Os clientes empresariais continuam a ser um dos principais motores da mobilidade moderna e, contrariando algumas previsões mais pessimistas, o setor prepara-se para crescer. Um novo estudo da Dataforce revela que mais de um terço das grandes frotas de automóveis na Alemanha tencionam expandir-se durante o ano de 2026, embora a transição para os elétricos continue a ser citada como o maior desafio logístico e financeiro.
A análise, focada em frotas corporativas com mais de 100 veículos, indica que a maioria dos gestores planeia manter ou aumentar o número de carros disponíveis. Especificamente, 35% dos inquiridos preveem um crescimento explícito da frota, impulsionado pelo crescimento das próprias empresas e pela necessidade de reter talento num mercado de trabalho competitivo. O carro da empresa continua a ser visto como uma ferramenta essencial de recrutamento, e não apenas um meio de transporte.
O pesadelo da infraestrutura elétrica
Apesar da vontade de crescer, a eletrificação apresenta-se como uma barreira significativa. Embora a meta de muitos gestores seja ter uma frota 100% elétrica até 2030, o caminho até lá está cheio de obstáculos práticos. Segundo o relatório, 69% dos gestores identificam a eletrificação como a sua maior dor de cabeça. O problema não reside nos veículos em si, mas sim na infraestrutura de carregamento insuficiente e na complexidade de organizar os carregamentos nas casas dos colaboradores.
As questões burocráticas, como o reembolso da eletricidade doméstica — que na Alemanha requer uma contagem precisa por quilowatt-hora em vez de taxas fixas — complicam a gestão diária. A isto somam-se as incertezas clássicas sobre a autonomia da bateria e a ansiedade dos condutores habituados aos motores de combustão.
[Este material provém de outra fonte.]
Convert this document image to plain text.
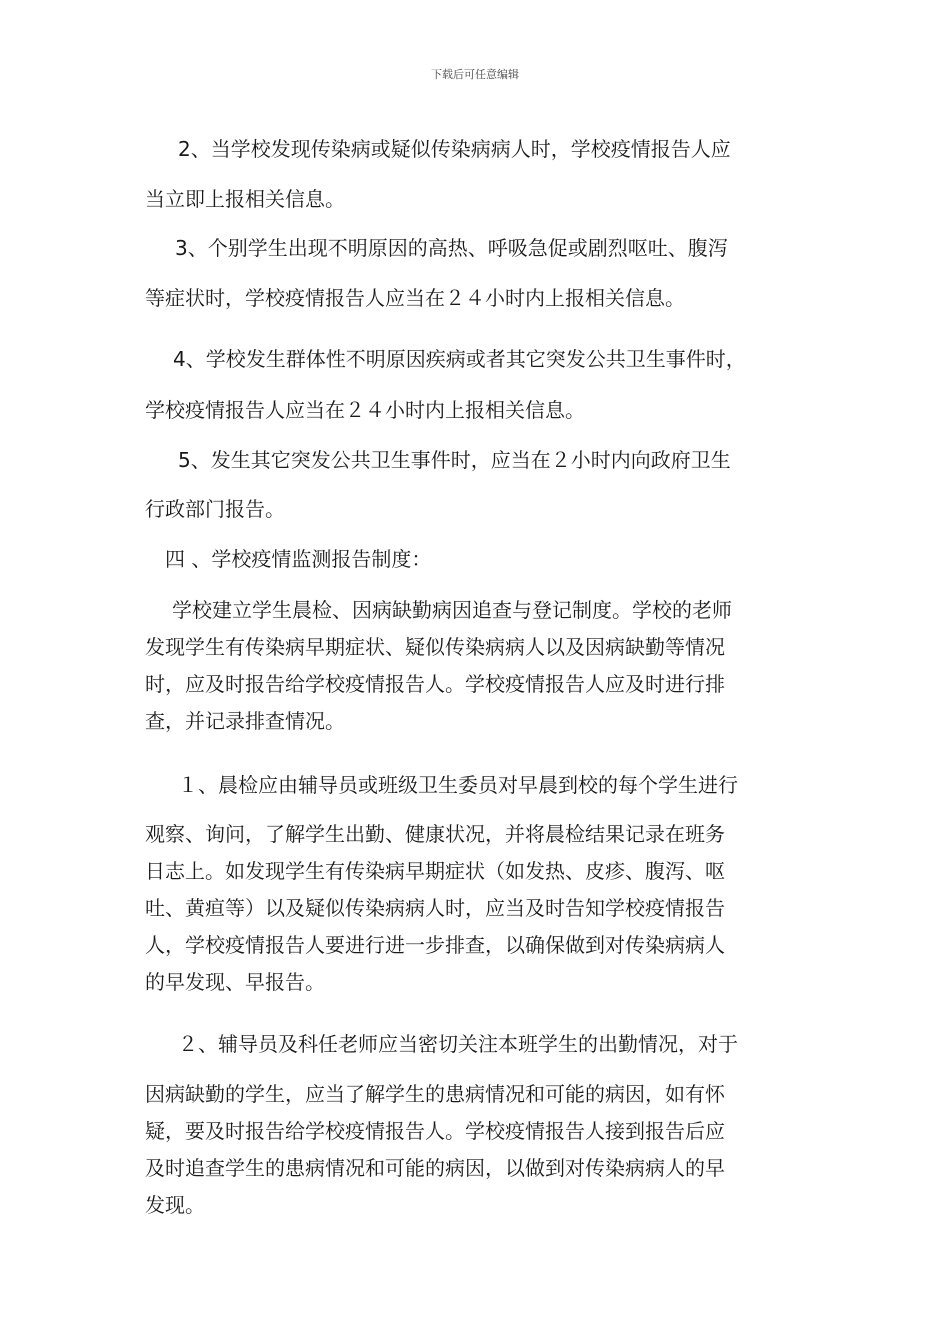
下载后可任意编辑
2、当学校发现传染病或疑似传染病病人时，学校疫情报告人应
当立即上报相关信息。
3、个别学生出现不明原因的高热、呼吸急促或剧烈呕吐、腹泻
等症状时，学校疫情报告人应当在２４小时内上报相关信息。
4、学校发生群体性不明原因疾病或者其它突发公共卫生事件时，
学校疫情报告人应当在２４小时内上报相关信息。
5、发生其它突发公共卫生事件时，应当在２小时内向政府卫生
行政部门报告。
四 、学校疫情监测报告制度：
学校建立学生晨检、因病缺勤病因追查与登记制度。学校的老师
发现学生有传染病早期症状、疑似传染病病人以及因病缺勤等情况
时，应及时报告给学校疫情报告人。学校疫情报告人应及时进行排
查，并记录排查情况。
１、晨检应由辅导员或班级卫生委员对早晨到校的每个学生进行
观察、询问，了解学生出勤、健康状况，并将晨检结果记录在班务
日志上。如发现学生有传染病早期症状（如发热、皮疹、腹泻、呕
吐、黄疸等）以及疑似传染病病人时，应当及时告知学校疫情报告
人，学校疫情报告人要进行进一步排查，以确保做到对传染病病人
的早发现、早报告。
２、辅导员及科任老师应当密切关注本班学生的出勤情况，对于
因病缺勤的学生，应当了解学生的患病情况和可能的病因，如有怀
疑，要及时报告给学校疫情报告人。学校疫情报告人接到报告后应
及时追查学生的患病情况和可能的病因，以做到对传染病病人的早
发现。
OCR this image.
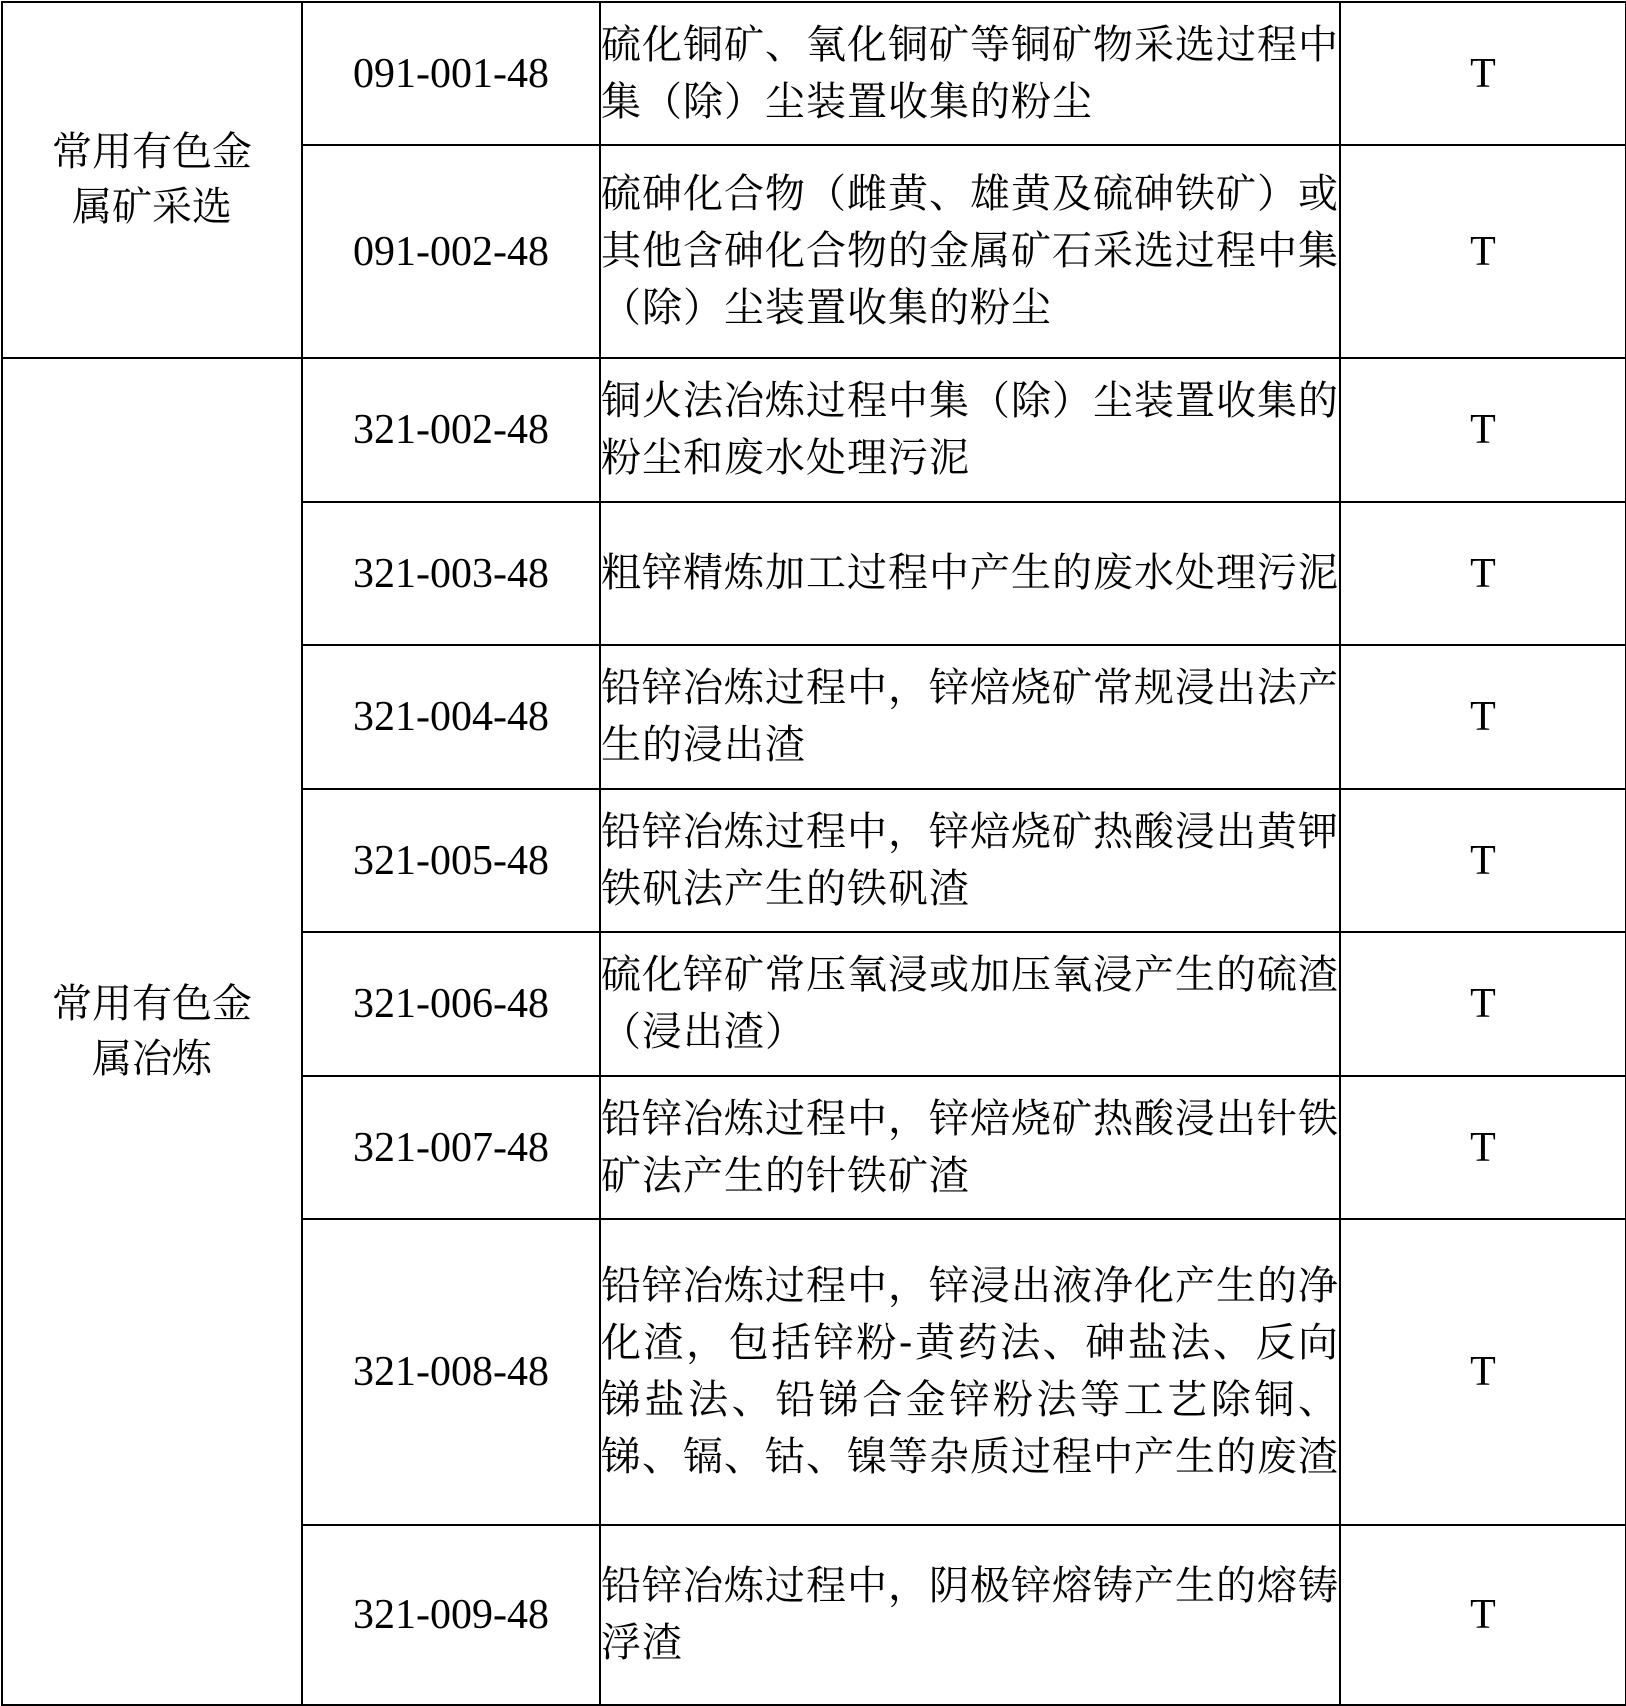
常用有色金属矿采选	091-001-48	硫化铜矿、氧化铜矿等铜矿物采选过程中集（除）尘装置收集的粉尘	T
	091-002-48	硫砷化合物（雌黄、雄黄及硫砷铁矿）或其他含砷化合物的金属矿石采选过程中集（除）尘装置收集的粉尘	T
常用有色金属冶炼	321-002-48	铜火法冶炼过程中集（除）尘装置收集的粉尘和废水处理污泥	T
	321-003-48	粗锌精炼加工过程中产生的废水处理污泥	T
	321-004-48	铅锌冶炼过程中，锌焙烧矿常规浸出法产生的浸出渣	T
	321-005-48	铅锌冶炼过程中，锌焙烧矿热酸浸出黄钾铁矾法产生的铁矾渣	T
	321-006-48	硫化锌矿常压氧浸或加压氧浸产生的硫渣（浸出渣）	T
	321-007-48	铅锌冶炼过程中，锌焙烧矿热酸浸出针铁矿法产生的针铁矿渣	T
	321-008-48	铅锌冶炼过程中，锌浸出液净化产生的净化渣，包括锌粉-黄药法、砷盐法、反向锑盐法、铅锑合金锌粉法等工艺除铜、锑、镉、钴、镍等杂质过程中产生的废渣	T
	321-009-48	铅锌冶炼过程中，阴极锌熔铸产生的熔铸浮渣	T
Custos a subir e a falta de digitalização
O segundo maior obstáculo, citado por 49% dos inquiridos, é o custo de aquisição. O aumento dos preços dos veículos e das taxas de leasing torna a renovação da frota mais difícil, uma realidade transversal a toda a Europa e que afeta até os grandes clientes com descontos de volume. No entanto, existe uma esperança de que a introdução de modelos elétricos mais acessíveis possa aliviar esta pressão num futuro próximo.
Curiosamente, a tecnologia — ou a falta dela — é o terceiro ponto de atrito. Quase metade dos gestores (47%) queixa-se da fraca digitalização nos processos. A dependência de PDFs editáveis, impressões e assinaturas manuais para reportar danos ou gerir contratos é vista como um atraso significativo. Os gestores pedem soluções mais integradas, como aplicações dedicadas para os condutores, que eliminem as falhas de comunicação e agilizem o apoio técnico, algo considerado crucial para manter relações comerciais a longo prazo.